By Leppy Pardalis
The National Crime Agency has issued a warning about a cruel trickster who travels the nation fleecing the unwary.
The man, described as Northern, middle-aged, balding, with a short grey beard and dressed in scruffy, nondescript clothing, has mostly been striking in parks during lockdown, but before covid was known to also haunt cafes.
“His MO is devastatingly simple and takes advantage of a rather mean-spirited stereotype,” said Superintendent Stephen Hackett.
“Wherever hipster families gather, or even families who may not be hipsters but whose members display the odd hipsterish characteristic such as an elaborate beard, horn-rimmed glasses, eye-wateringly expensive organic snacks or a designer pram they don’t seem to have stolen, the suspect strikes.
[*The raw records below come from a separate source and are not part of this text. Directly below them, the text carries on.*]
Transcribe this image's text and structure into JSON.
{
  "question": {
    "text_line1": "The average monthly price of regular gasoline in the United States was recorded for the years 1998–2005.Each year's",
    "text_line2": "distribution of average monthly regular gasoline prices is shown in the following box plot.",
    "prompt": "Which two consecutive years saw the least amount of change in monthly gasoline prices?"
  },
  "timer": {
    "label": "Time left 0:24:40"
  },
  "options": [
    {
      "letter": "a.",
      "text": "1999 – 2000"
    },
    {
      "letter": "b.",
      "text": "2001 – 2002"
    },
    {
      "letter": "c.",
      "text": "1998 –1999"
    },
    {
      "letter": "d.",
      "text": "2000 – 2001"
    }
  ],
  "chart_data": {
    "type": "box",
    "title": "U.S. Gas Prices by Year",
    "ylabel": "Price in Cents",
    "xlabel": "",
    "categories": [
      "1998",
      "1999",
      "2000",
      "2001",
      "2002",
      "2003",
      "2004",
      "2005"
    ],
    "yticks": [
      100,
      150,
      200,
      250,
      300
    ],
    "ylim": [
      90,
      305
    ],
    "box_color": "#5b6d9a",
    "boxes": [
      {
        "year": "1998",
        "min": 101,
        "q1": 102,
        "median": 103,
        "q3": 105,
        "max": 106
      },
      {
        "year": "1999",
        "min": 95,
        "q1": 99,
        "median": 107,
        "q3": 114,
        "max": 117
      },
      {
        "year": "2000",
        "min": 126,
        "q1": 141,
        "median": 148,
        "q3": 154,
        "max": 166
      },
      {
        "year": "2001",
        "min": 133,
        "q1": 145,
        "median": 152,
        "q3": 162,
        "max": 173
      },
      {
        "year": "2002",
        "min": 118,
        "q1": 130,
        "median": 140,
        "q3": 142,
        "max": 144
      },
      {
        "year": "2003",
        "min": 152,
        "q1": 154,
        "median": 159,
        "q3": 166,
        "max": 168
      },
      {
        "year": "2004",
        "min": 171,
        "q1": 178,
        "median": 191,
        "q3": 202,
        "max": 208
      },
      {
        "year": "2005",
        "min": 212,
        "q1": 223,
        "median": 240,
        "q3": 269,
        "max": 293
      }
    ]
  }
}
“He usually sidles up to ordinary members of the public nearby and bets them between £20 and £50 that at least one child among the family or families will be called Noah. In at least four cases out of five he is proven correct after a few moments of discreetly eavesdropping on the families’ conversations, and makes off with his winnings.
“His most profitable day so far was shortly before the first lockdown, when a large group of extremely trendy young families held a social gathering at a fashionable cafe in Portobello, near Edinburgh.
“The suspect won a four-figure sum from half a dozen victims when it emerged that no less than eleven of the children were called Noah.
“The names of the rest included Tarragon, Jupiter, Capercaillie, Hamadryad, Mistral, Zeus, Jago, Mage, Sage, Ayahuasca, Zephyr and Aeneas.
“Social services were called in to make sure the child called Aeneas would never be sent to a state school, and would therefore not be nicknamed ‘Anus’ from the age of four until at least 18 and possibly traumatised into becoming a serial killer.”